Piombiamo qui dopo la degustazione delle annate storiche di Aglianico del Taburno. Quale migliore posto per verificare sul campo quello che abbiamo valutato in teoria?
Ma ci sono il pane, i taralli e gli antipasti che da soli valgono la visita: prosciutti, salsicce, capicollo, fiordilatte e caciocavalli freschi tipici del Sannio.
Trionfo di verdure come carciofi di Pietrelcina, melanzane marinate o a funghetti, funghi porcini trifolati e saltati in padella.
A seguire la magnifica zuppa di fagioli borlotti su crosta di pane insaporita dall’olio extravergine di qualità di queste colline, zuppa di baccalà, patate e cavolfiori, scarola ripiena in brodo di pollo, zuppa di cicorie e fave.
Tra i primi, paste fresche tirate a mano e condite con i broccoli o i sughi classici, carni alla brace e baccalà in umido, soffritto.
Ora i giochi si fanno duri: la tasca di di agnello e gli ammugliatielli (abbuoti, gnummariddi), involtini di interiora di agnello ripieni.
Si chiude con pecorino laticauda stagionato o con i dolci della casa: la sbriciolata della casa con ricotta, cioccolato e mandorle, e la crostata alla frutta.

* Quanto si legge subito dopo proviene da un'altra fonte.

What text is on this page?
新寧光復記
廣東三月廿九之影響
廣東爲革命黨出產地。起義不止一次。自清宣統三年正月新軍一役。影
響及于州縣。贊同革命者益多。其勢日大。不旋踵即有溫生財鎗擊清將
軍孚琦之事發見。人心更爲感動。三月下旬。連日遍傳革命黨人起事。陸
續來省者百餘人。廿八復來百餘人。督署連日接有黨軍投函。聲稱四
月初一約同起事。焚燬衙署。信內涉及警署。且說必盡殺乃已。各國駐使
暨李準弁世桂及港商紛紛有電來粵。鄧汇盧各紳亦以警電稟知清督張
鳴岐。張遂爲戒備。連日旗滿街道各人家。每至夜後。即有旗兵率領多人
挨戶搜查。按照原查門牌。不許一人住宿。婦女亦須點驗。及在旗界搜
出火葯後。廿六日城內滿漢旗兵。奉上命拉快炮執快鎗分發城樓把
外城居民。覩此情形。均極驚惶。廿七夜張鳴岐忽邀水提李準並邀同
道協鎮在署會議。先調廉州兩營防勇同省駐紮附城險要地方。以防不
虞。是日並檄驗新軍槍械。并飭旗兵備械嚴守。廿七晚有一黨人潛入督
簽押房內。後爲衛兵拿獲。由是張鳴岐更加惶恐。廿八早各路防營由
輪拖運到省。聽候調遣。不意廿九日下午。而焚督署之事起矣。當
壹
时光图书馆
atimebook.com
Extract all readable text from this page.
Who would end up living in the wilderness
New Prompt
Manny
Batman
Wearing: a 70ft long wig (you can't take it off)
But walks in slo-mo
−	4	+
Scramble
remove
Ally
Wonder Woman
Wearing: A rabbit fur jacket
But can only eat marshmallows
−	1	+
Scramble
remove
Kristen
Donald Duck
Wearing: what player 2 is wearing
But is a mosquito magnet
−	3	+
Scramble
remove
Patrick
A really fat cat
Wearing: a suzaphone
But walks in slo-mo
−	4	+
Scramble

Siamo in uno dei tempietti della gastronomia campana, ormai collaudato da quasi dieci anni, che conserva intatta la potenza espressiva della fame contadina e dell’ingegno delle massaie che dovevano ingannare lo stomaco dei loro uomini impegnati nei campi. Ce ricordano le porzioni, belle abbondanti per cui noi signorini di città faremo bene a chiedere uno per due.
Giacché la differenza sostanziale tra la civiltà rurale e quella cittadina è molto semplice: la prima deve risparmiarmare calorie, la seconda deve bruciarle proprio perché nei campi si fatica mentre in città si sta fermi. Il conto? 25-30 euro.